Typically, this type of therapy is a highly intimate process and it is recommended only if:

  1. Both partners are in agreement that there are problems that they would like to work through
  2. Both partners are willing to explore these problems, expressing their thoughts and feelings about the relationship to each other and in the presence of a therapist

Once we begin our work together therapy typically includes both partners in the room although occasionally I will schedule sessions with each partner individually.  Sometimes, one partner chooses to work with a therapist alone.
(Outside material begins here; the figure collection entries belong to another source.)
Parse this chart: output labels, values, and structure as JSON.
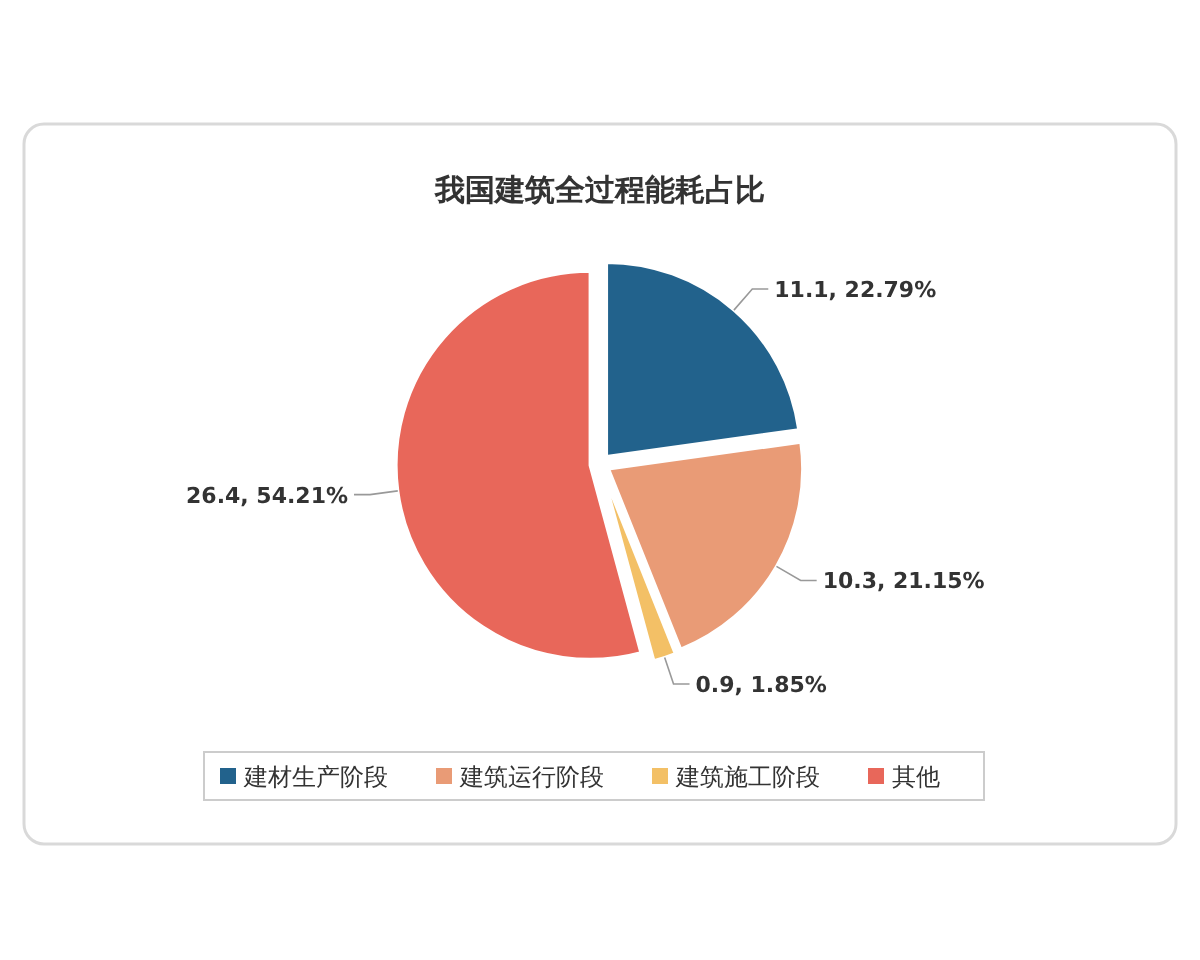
{
  "chart_data": {
    "type": "pie",
    "title": "我国建筑全过程能耗占比",
    "categories": [
      "建材生产阶段",
      "建筑运行阶段",
      "建筑施工阶段",
      "其他"
    ],
    "values": [
      11.1,
      10.3,
      0.9,
      26.4
    ],
    "colors": [
      "#22628c",
      "#e99b76",
      "#f3c066",
      "#e8675a"
    ],
    "value_labels": [
      "11.1, 22.79%",
      "10.3, 21.15%",
      "0.9, 1.85%",
      "26.4, 54.21%"
    ],
    "legend": "bottom"
  }
}
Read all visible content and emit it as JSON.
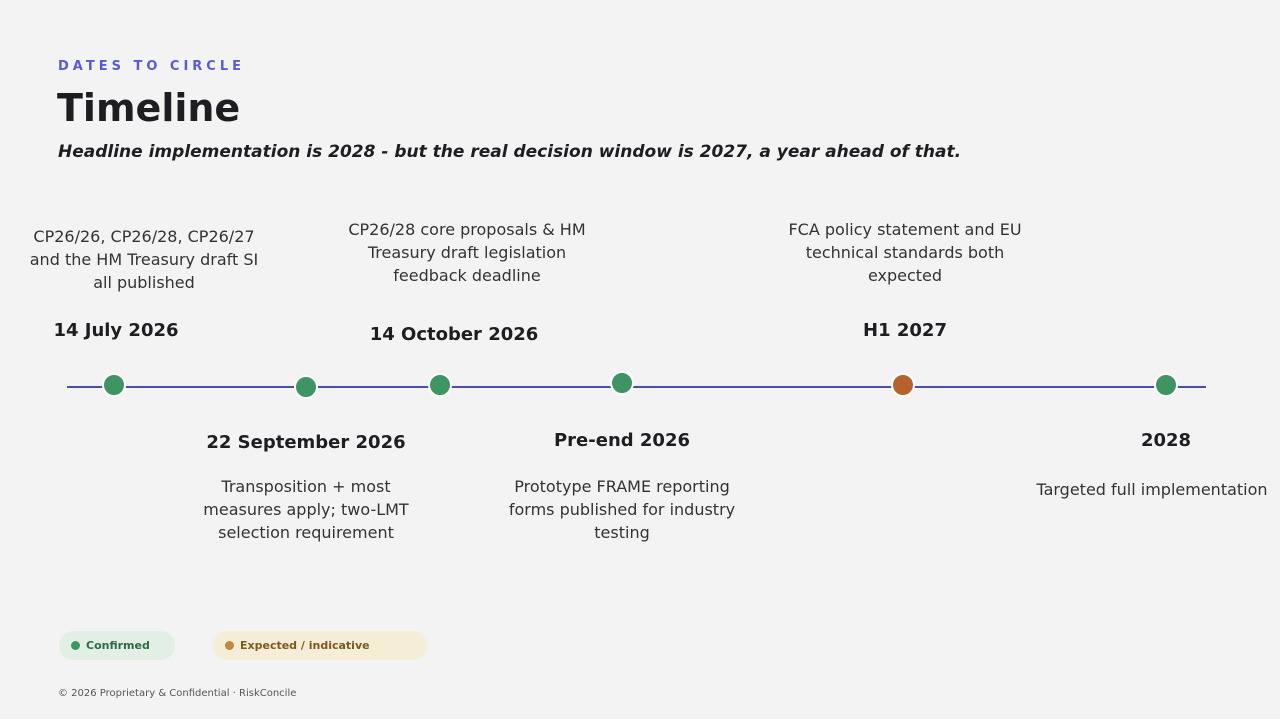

The specific treatment plan depends on the situation.

In general, relationship counselling can help you to:

  • Understand how fundamental values such as family, religion, culture, goals and life expectations affect the relationship.
  • Reflect on how the past operates in the present.
  • Explore how arguments and rows seem to escalate in the same way each time.

Problems can arise at any time in a relationship!  Current conflicts can all have their roots in deeper issues, including:

  • Differences in communication
  • Differences in sexual desires
  • Different attitudes about child rearing or blended families
  • Issues with sexuality and expression of emotion
  • Financial problems
  • Different needs for intimacy 
  • Infidelity
  • Differences in expectations and goals 
  • Changes in one or both partners over time

In working with couples, my focus is generally to work towards an improved functioning of the relationship so that it can start to accommodate some of the differences between the two people.  As such, we can examine current conflicts that may express fundamental values, beliefs and outlooks that define your current relationship.  The challenge will be for the three of us to explore how you relate to each other and to clarify any problematic themes or concerns that are perceived as a threat to the relationship.  Over time this may bring about an end to the existing relationship and either paves the way for a new, stronger bond or alternatively helps you move towards an end to the relationship.


Relationship counselling may also be helpful in cases of domestic abuse. If violence has escalated to the point that you're afraid, however, counselling isn't adequate. Contact the police or a local shelter or crisis centre for emergency support.